Tour de France: Gino Bartali ha attaccato la salita ed è rimasto da solo.
«Adriana, vado a fare un lungo». Il lungo era il tipo di allenamento: molti chilometri in condizioni estreme. Adriana, la moglie, ci credeva. Il marito, invece, se ne andava sì in bicicletta a fare il “lungo”, ma non per restare in forma in attesa delle gare. Perché gare non ce n’erano; c’era, invece, la guerra, la seconda guerra mondiale. Lui riempiva segretamente la bicicletta di documenti e partiva. Da Firenze arrivava fino in Umbria a consegnare quelle carte che permisero di salvare circa 800 ebrei dai nazifascisti.

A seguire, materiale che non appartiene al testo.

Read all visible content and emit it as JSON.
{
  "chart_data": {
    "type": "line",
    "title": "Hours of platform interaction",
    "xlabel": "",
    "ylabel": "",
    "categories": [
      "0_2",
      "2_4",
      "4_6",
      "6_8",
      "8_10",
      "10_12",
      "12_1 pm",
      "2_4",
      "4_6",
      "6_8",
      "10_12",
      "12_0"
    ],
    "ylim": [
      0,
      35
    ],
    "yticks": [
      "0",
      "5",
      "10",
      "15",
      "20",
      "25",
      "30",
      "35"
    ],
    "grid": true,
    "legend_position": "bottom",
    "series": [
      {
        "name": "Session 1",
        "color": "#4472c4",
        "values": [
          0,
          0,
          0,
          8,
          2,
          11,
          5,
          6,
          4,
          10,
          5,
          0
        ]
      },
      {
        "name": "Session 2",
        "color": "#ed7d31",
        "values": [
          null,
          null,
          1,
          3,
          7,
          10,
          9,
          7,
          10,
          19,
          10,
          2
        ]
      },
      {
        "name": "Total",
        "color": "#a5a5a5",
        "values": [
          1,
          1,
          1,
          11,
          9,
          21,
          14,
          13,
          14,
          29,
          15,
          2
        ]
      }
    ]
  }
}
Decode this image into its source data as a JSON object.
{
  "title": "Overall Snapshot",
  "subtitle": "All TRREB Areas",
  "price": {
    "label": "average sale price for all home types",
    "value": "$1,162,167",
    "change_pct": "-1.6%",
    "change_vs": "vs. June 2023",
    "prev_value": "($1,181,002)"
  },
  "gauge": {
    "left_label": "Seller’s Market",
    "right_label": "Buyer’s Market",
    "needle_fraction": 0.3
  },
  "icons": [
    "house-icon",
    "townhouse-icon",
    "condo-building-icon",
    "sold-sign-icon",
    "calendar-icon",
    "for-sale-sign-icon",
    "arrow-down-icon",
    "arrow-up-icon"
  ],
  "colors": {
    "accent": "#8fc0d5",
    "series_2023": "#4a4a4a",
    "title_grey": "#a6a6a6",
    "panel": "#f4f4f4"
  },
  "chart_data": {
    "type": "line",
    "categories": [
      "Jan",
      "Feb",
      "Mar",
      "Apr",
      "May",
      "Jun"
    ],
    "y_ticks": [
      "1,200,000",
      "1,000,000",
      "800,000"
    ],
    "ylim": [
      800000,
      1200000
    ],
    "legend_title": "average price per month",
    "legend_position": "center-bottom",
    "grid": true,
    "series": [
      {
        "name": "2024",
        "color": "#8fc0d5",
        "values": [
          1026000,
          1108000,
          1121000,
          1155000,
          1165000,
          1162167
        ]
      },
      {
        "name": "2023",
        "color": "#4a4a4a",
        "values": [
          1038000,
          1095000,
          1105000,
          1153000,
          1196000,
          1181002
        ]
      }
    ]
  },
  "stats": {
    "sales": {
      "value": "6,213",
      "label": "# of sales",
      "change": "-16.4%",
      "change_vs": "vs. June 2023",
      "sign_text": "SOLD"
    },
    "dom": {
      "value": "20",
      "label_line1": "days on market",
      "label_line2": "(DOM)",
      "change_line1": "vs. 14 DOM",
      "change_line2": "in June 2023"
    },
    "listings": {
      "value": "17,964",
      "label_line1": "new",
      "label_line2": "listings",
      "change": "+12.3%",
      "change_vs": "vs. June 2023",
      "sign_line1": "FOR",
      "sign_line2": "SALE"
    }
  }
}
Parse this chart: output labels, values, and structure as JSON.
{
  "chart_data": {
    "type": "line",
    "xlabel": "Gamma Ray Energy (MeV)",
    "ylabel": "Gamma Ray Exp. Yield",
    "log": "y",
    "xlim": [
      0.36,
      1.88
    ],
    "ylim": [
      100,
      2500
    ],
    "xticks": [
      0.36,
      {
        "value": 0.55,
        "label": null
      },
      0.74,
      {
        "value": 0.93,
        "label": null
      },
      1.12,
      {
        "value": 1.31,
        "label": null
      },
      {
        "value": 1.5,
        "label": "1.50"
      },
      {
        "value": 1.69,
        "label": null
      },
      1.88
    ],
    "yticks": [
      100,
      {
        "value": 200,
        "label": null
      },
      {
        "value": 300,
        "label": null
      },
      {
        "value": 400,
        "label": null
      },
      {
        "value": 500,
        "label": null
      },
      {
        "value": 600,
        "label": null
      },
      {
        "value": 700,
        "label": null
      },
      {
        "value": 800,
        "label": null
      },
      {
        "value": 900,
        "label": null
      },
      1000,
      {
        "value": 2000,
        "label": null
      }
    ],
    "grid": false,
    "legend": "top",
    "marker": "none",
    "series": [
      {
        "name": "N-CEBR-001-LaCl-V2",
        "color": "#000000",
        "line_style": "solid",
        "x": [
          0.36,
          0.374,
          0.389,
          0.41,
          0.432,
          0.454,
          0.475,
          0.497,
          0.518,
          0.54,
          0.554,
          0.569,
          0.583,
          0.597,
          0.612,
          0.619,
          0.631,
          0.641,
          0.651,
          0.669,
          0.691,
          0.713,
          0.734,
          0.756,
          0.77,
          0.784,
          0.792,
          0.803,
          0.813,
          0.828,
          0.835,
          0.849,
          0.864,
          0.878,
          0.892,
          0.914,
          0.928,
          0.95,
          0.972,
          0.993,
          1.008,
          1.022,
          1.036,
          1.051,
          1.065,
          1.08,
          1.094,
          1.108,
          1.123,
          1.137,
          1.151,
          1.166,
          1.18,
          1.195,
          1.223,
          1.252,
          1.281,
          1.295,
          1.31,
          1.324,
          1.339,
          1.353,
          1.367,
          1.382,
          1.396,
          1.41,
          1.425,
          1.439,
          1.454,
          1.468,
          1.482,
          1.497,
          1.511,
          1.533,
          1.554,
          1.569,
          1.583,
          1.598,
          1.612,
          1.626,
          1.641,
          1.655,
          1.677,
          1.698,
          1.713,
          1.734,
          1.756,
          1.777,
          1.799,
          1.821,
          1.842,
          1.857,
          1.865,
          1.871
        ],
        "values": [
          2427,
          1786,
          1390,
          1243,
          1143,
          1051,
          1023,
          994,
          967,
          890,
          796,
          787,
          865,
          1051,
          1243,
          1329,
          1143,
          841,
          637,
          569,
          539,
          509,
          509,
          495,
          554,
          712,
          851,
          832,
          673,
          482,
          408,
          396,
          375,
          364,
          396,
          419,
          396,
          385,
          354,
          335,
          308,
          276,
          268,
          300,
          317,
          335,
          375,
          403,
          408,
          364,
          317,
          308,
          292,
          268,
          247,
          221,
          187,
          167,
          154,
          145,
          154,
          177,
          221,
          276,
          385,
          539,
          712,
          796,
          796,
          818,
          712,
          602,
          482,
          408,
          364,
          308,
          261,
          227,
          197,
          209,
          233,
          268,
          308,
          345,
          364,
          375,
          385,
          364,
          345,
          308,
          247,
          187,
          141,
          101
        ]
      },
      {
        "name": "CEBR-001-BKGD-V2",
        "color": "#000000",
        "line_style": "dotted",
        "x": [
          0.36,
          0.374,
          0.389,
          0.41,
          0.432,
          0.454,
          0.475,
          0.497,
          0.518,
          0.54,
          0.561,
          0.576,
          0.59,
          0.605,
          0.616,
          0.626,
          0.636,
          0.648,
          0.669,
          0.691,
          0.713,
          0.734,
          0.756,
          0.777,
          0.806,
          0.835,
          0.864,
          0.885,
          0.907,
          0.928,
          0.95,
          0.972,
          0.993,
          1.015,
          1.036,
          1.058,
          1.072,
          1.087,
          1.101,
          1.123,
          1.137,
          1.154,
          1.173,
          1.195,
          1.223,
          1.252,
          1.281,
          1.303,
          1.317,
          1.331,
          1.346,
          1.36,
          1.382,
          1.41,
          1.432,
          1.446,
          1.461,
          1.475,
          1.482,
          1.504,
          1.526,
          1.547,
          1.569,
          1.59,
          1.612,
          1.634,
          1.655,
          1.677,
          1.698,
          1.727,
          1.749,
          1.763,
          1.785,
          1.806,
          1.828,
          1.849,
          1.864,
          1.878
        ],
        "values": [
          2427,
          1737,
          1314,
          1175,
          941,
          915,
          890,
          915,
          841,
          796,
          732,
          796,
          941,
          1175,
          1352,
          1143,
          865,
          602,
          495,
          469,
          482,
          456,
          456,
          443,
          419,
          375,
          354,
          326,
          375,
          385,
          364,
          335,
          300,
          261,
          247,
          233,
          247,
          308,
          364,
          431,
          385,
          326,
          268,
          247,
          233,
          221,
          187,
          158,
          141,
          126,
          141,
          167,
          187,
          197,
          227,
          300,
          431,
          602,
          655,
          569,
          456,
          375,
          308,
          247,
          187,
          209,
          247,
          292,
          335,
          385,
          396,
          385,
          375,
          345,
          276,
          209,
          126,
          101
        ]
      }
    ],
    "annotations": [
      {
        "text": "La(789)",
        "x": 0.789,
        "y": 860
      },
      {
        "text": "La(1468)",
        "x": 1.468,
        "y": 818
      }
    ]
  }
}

Quel ciclista si chiamava Gino Bartali. Era nato il 18 giugno di cent’anni fa ed è stato un campionissimo, ammirato e anche mal sopportato da chi tifava per il suo grande rivale, Fausto Coppi, che per altro fu scoperto proprio da Bartali. La vita di Gino è stata degna di un romanzo: Coppi, ventenne, vinse il suo primo Giro d’Italia nella squadra di Bartali. Gino lo aiutò – anche se a malincuore – perché Fausto aveva sorpreso tutti in una tappa in Emilia. Allora il capitano decise di favorire l’esordiente. Quando Coppi tagliò il traguardo dell’ultima tappa, vincendo quel Giro, era il 10 giugno 1940. Quel giorno Benito Mussolini fece entrare in guerra l’Italia. Lo sport finiva lì, almeno per cinque anni.
Gino continuò a pedalare per salvare le vite degli altri. In silenzio, mentendo anche alla moglie perché sapeva che sarebbe stato pericoloso coinvolgere i suoi cari in quella vicenda. Nascose tutto anche dopo che l’orrore nazifascista fu finito. Tornarono le corse e il ciclismo visse anni magnifici proprio per il duello tra loro due, Coppi e Bartali. Gino rivinse il Tour a dieci anni di distanza dal primo. Era il 1948 e anche quella volta la sua vita sportiva s’incrociò con la vita sociale e politica del Paese. Mentre lui trionfava in Francia, a Roma il segretario del Partito comunista, Palmiro Togliatti, rimase ferito in un attentato e l’Italia si scoprì, ancora una volta, a un passo dalla guerra civile.
S’è sempre detto che le vittorie di Bartali aiutarono a stemperare il clima di tensione prossima allo scoppio di una polveriera. Vero o meno (avevo uno zio ciclista, che vinse anche due tappe al Giro d’Italia e che mi confermò che nei bar si ascoltava la radio per sapere cosa stesse succedendo in Francia e i più agguerriti comunisti fermavano i loro tentativi di rivolta in quelle ore per tifare), resta che Ginettaccio, come lo chiamavano per quel suo modo polemico di proporsi al mondo, era sempre al centro della nazione. Eppure lui non parlò mai di quelle vite che aveva salvato, fino a pochi anni prima di morire, a bocce ormai ferme da decenni. Confidò al figlio che quei “lunghi” in realtà erano corse un po’ folli per salvare quegli ebrei nascosti in un convento umbro. E quando il figlio gli chiese perché non avesse mai voluto parlare di quegli episodi, Gino rispose a modo suo: «Certe cose si fanno e non si dicono».
Sono passati cent’anni dalla nascita di Bartali, campione nello sport e campione soprattutto come persona. Qualcuno in Italia lo ricorda, ma è sempre troppo poco. In questi giorni il Tour de France passa proprio sulle sue montagne, quelle che lo resero eroe sportivo amato da tutti, ovunque, anche là, in Francia. Così, ancora oggi, a cent’anni di distanza dalla nascita, grazie anche a un italiano che può vincere il Tour, Vincenzo Nibali, ci sentiamo come il protagonista del capolavoro di Paolo Conte, scalpitiamo perché “da quella curva spunterà quel naso triste da italiano allegro, tra i francesi che si incazzano e i giornali che svolazzano”. E se Nibali vincerà il Tour de France, un po’ lo dovrà anche a quel “naso triste come una salita, con gli occhi allegri da italiano in gita”. Divenuto, anche, post mortem, “giusto tra le nazioni”. E noi italiani ne siamo orgogliosi.